Update one or more settings on an existing project. All body fields are optional — only the fields you include are changed.

Request body

name
string
New display name for the project.
webhook_url
string
New webhook URL. Pass an empty string to remove the webhook.
active
boolean
Set to false to pause the project and reject new session requests, or true to re-enable it.
public_access
boolean
Set to true to allow the public session endpoints to accept requests for this project.

Example request

curl -X PATCH https://api.bondify.dev/api/v1/dev/projects/proj_xxxxxxxx \
  -H "Authorization: Bearer <token>" \
  -H "Content-Type: application/json" \
  -d '{"name": "My App v2", "active": true}'

Response

The updated project object (same shape as the POST response above).

DELETE /api/v1/dev/projects/:id

Permanently delete a project and all associated data, including sessions and analytics. This action is irreversible.

Example request

curl -X DELETE https://api.bondify.dev/api/v1/dev/projects/proj_xxxxxxxx \
  -H "Authorization: Bearer <token>"

Response

{ "ok": true }
ok
boolean
true when the project was successfully deleted.
Deleting a project immediately invalidates its id and secret_key. Any live integrations using those values will begin failing. Make sure no active users or services depend on the project before you delete it.

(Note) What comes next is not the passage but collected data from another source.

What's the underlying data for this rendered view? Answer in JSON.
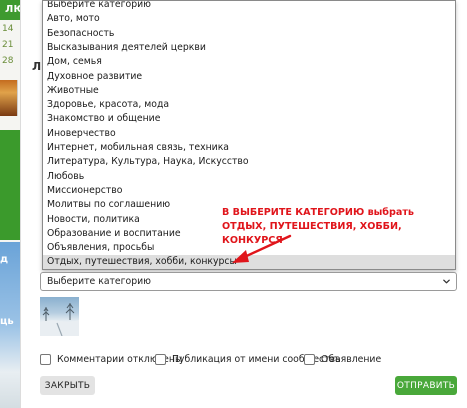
{
  "topbar": {
    "nav_label": "ЛЮДИ"
  },
  "left_column": {
    "calendar_days": [
      "14",
      "21",
      "28"
    ],
    "photo_text_1": "д",
    "photo_text_2": "ць"
  },
  "modal": {
    "side_letter": "Л",
    "dropdown": {
      "options": [
        "Выберите категорию",
        "Авто, мото",
        "Безопасность",
        "Высказывания деятелей церкви",
        "Дом, семья",
        "Духовное развитие",
        "Животные",
        "Здоровье, красота, мода",
        "Знакомство и общение",
        "Иноверчество",
        "Интернет, мобильная связь, техника",
        "Литература, Культура, Наука, Искусство",
        "Любовь",
        "Миссионерство",
        "Молитвы по соглашению",
        "Новости, политика",
        "Образование и воспитание",
        "Объявления, просьбы",
        "Отдых, путешествия, хобби, конкурсы"
      ],
      "highlighted_index": 18
    },
    "select": {
      "value": "Выберите категорию"
    },
    "checkboxes": [
      {
        "label": "Комментарии отключены",
        "checked": false
      },
      {
        "label": "Публикация от имени сообщества",
        "checked": false
      },
      {
        "label": "Объявление",
        "checked": false
      }
    ],
    "buttons": {
      "close": "ЗАКРЫТЬ",
      "send": "ОТПРАВИТЬ"
    },
    "annotation": {
      "line1": "В ВЫБЕРИТЕ КАТЕГОРИЮ выбрать",
      "line2": "ОТДЫХ, ПУТЕШЕСТВИЯ, ХОББИ, КОНКУРСЯ",
      "color": "#e0151b"
    }
  },
  "colors": {
    "brand_green": "#3e9a2f",
    "send_button": "#49a83a"
  },
  "icons": [
    "chevron-down-icon",
    "arrow-annotation-icon"
  ]
}
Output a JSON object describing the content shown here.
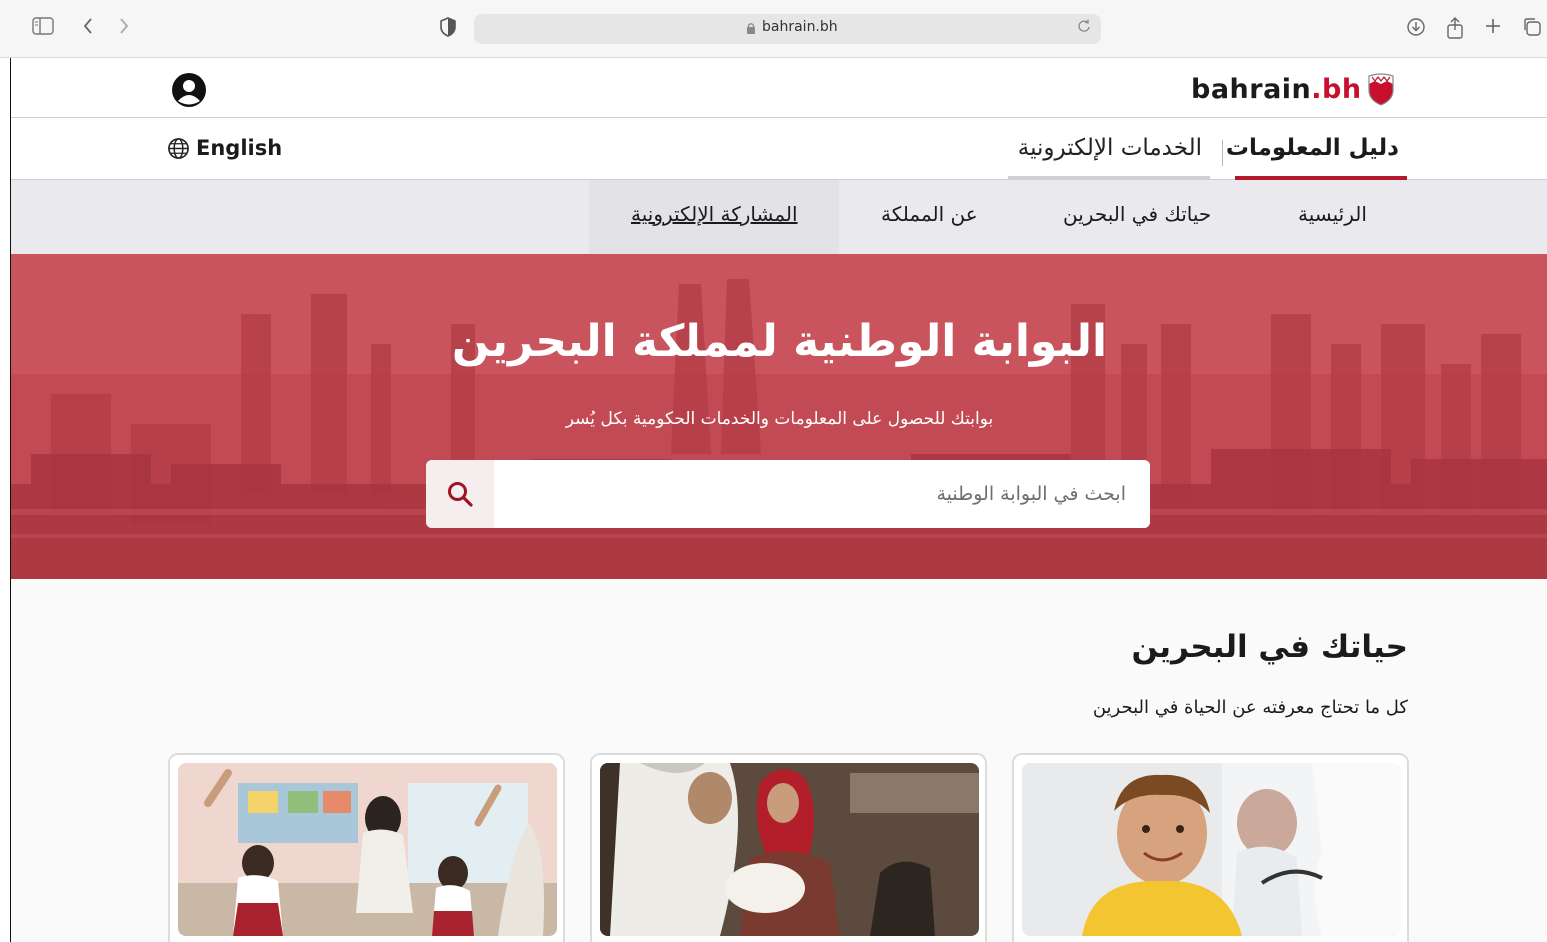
{
  "browser": {
    "url": "bahrain.bh",
    "icons": [
      "sidebar-icon",
      "back-icon",
      "forward-icon",
      "shield-icon",
      "lock-icon",
      "reload-icon",
      "download-icon",
      "share-icon",
      "new-tab-icon",
      "tabs-overview-icon"
    ]
  },
  "header": {
    "logo_text": "bahrain",
    "logo_suffix": ".bh",
    "account_icon": "user-icon"
  },
  "tabs": {
    "language_label": "English",
    "items": [
      {
        "label": "دليل المعلومات",
        "active": true
      },
      {
        "label": "الخدمات الإلكترونية",
        "active": false
      }
    ]
  },
  "nav": {
    "items": [
      {
        "label": "الرئيسية"
      },
      {
        "label": "حياتك في البحرين"
      },
      {
        "label": "عن المملكة"
      },
      {
        "label": "المشاركة الإلكترونية"
      }
    ]
  },
  "hero": {
    "title": "البوابة الوطنية لمملكة البحرين",
    "subtitle": "بوابتك للحصول على المعلومات والخدمات الحكومية بكل يُسر",
    "search_placeholder": "ابحث في البوابة الوطنية"
  },
  "section": {
    "title": "حياتك في البحرين",
    "subtitle": "كل ما تحتاج معرفته عن الحياة في البحرين",
    "cards": [
      {
        "image": "child-with-doctor"
      },
      {
        "image": "family-with-newborn"
      },
      {
        "image": "classroom-students"
      }
    ]
  },
  "colors": {
    "accent": "#b3192b",
    "hero_overlay": "#c2454f",
    "nav_background": "#eaeaee"
  }
}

POST /api/v1/dev/projects/:id/regenerate

Rotate the project’s secret key. The previous key is invalidated immediately — update your environment variables and redeploy any services that depend on it before calling this endpoint.

Example request

curl -X POST https://api.bondify.dev/api/v1/dev/projects/proj_xxxxxxxx/regenerate \
  -H "Authorization: Bearer <token>"

Response

{
  "secret_key": "sk_live_new_xxxxxxxxxxxxxxxxxxxx"
}
secret_key
string
The new secret key in full plaintext. Store it securely — it will not be shown again.
After rotating a key, update the BONDIFY_SECRET environment variable in every service that verifies proofs or webhook signatures, then redeploy. Webhook deliveries and proof verifications will fail until services are updated.